All three students agree that Spaulding’s teachers work hard to help students succeed. “The teachers are absolutely amazing,” says Manriquez.

All three also give the impression that students who want to learn get every opportunity to do so. For Rossi-Crete this means enrolling in the new Natural Resources and Renewable Energy Program at Barre Tech. Like Tran, he sees Tech as a path to a job.

Manriquez, who plans to go to college, says Spaulding provides opportunities for everyone, including students who aren’t very engaged. “There are some kids who really do not care and they are put in classes where they will not be challenged.
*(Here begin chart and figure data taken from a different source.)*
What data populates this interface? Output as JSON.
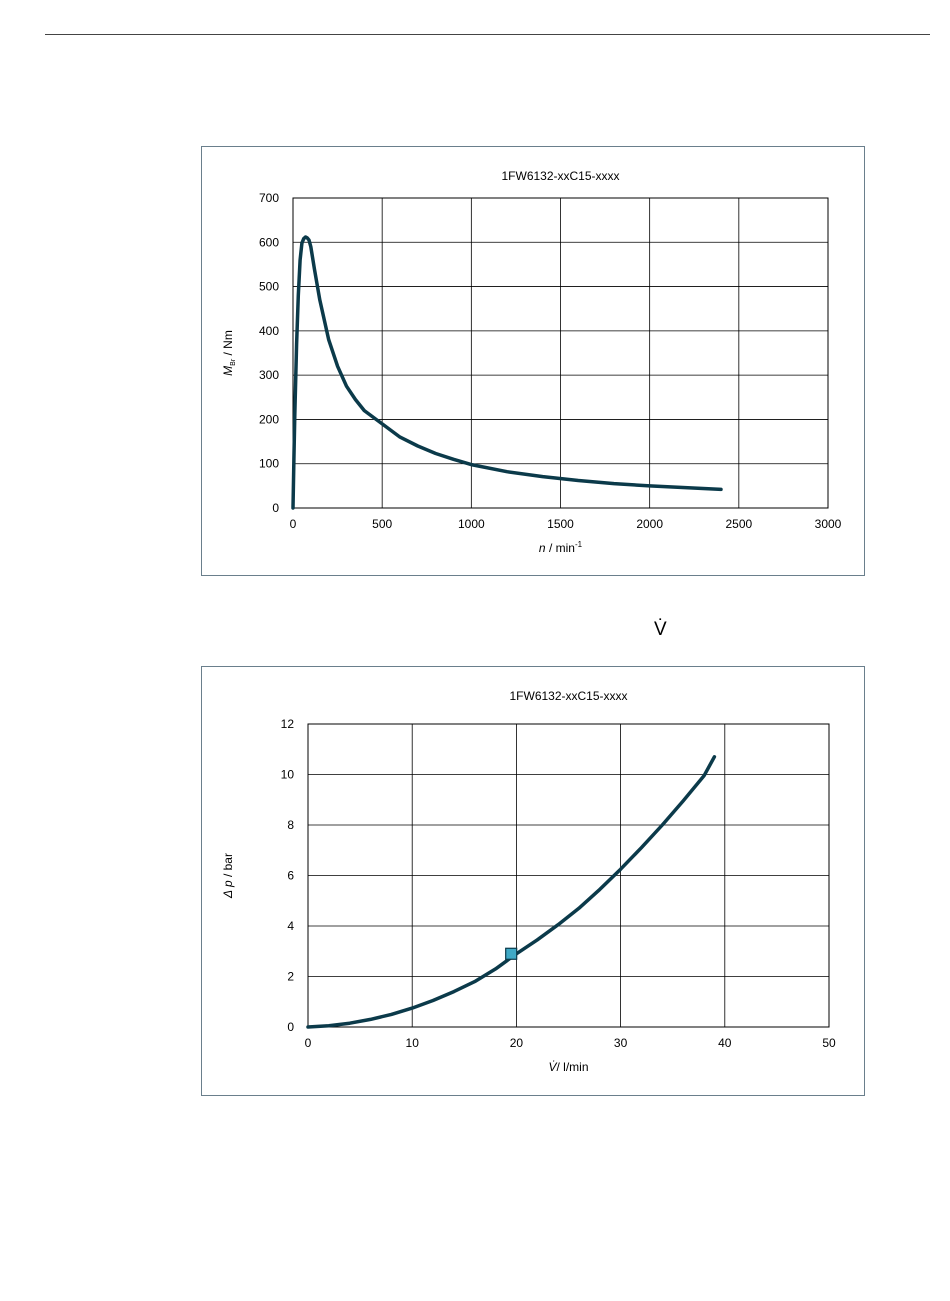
{
  "page": {
    "symbol": "V̇"
  },
  "chart_data": [
    {
      "type": "line",
      "title": "1FW6132-xxC15-xxxx",
      "xlabel_italic": "n",
      "xlabel_rest": " / min",
      "xlabel_sup": "-1",
      "ylabel_italic": "M",
      "ylabel_sub": "Br",
      "ylabel_rest": " / Nm",
      "xlim": [
        0,
        3000
      ],
      "ylim": [
        0,
        700
      ],
      "xticks": [
        0,
        500,
        1000,
        1500,
        2000,
        2500,
        3000
      ],
      "yticks": [
        0,
        100,
        200,
        300,
        400,
        500,
        600,
        700
      ],
      "grid": true,
      "line_color": "#0b3a4a",
      "series": [
        {
          "x": [
            0,
            5,
            10,
            20,
            30,
            40,
            50,
            60,
            70,
            80,
            90,
            100,
            120,
            150,
            200,
            250,
            300,
            350,
            400,
            500,
            600,
            700,
            800,
            900,
            1000,
            1200,
            1400,
            1600,
            1800,
            2000,
            2200,
            2400
          ],
          "y": [
            0,
            110,
            210,
            370,
            480,
            560,
            598,
            608,
            612,
            610,
            605,
            590,
            540,
            470,
            380,
            320,
            275,
            245,
            220,
            190,
            160,
            140,
            123,
            110,
            98,
            82,
            71,
            62,
            55,
            50,
            46,
            42
          ]
        }
      ]
    },
    {
      "type": "line",
      "title": "1FW6132-xxC15-xxxx",
      "xlabel_italic": "V̇",
      "xlabel_rest": "/ l/min",
      "ylabel_italic": "Δ p",
      "ylabel_rest": " / bar",
      "xlim": [
        0,
        50
      ],
      "ylim": [
        0,
        12
      ],
      "xticks": [
        0,
        10,
        20,
        30,
        40,
        50
      ],
      "yticks": [
        0,
        2,
        4,
        6,
        8,
        10,
        12
      ],
      "grid": true,
      "line_color": "#0b3a4a",
      "marker_color": "#3fa9c6",
      "series": [
        {
          "x": [
            0,
            2,
            4,
            6,
            8,
            10,
            12,
            14,
            16,
            18,
            20,
            22,
            24,
            26,
            28,
            30,
            32,
            34,
            36,
            38,
            39
          ],
          "y": [
            0,
            0.05,
            0.15,
            0.3,
            0.5,
            0.75,
            1.05,
            1.4,
            1.8,
            2.3,
            2.9,
            3.45,
            4.05,
            4.7,
            5.45,
            6.25,
            7.1,
            8.0,
            8.95,
            9.95,
            10.7
          ]
        }
      ],
      "marker": {
        "x": 19.5,
        "y": 2.9
      }
    }
  ]
}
Spaulding is really, really good at seeing that they can get as many people graduated as possible.” She adds that divisions are apparent in the hallways. “Kids who have more money hang out with the kids who have more money-—and the kids who don’t, and live downtown, definitely all hang out together.”

While Tran suggests that a live-and-let-live attitude prevails among these groupings, Manriquez tells a tale of lunchroom bullying—tolerated silently by witnesses—that reminds one that live-and-let-live can also mean apathy and deference to wrong-doers. (Out of respect for the victim’s privacy, The Bridge is not reproducing the story.)

Tran, Rossi-Crete, and Manriquez each said that they did not want to speak for other students—that their perspectives were their own. Still, they were sensitive to the knit of identity and the distinct breeds of student at Spaulding, and had clearly put thought into how to show deference to the students’ differences without denying their common lot—a lesson in balance that some of us could well afford to learn from those Barre kids.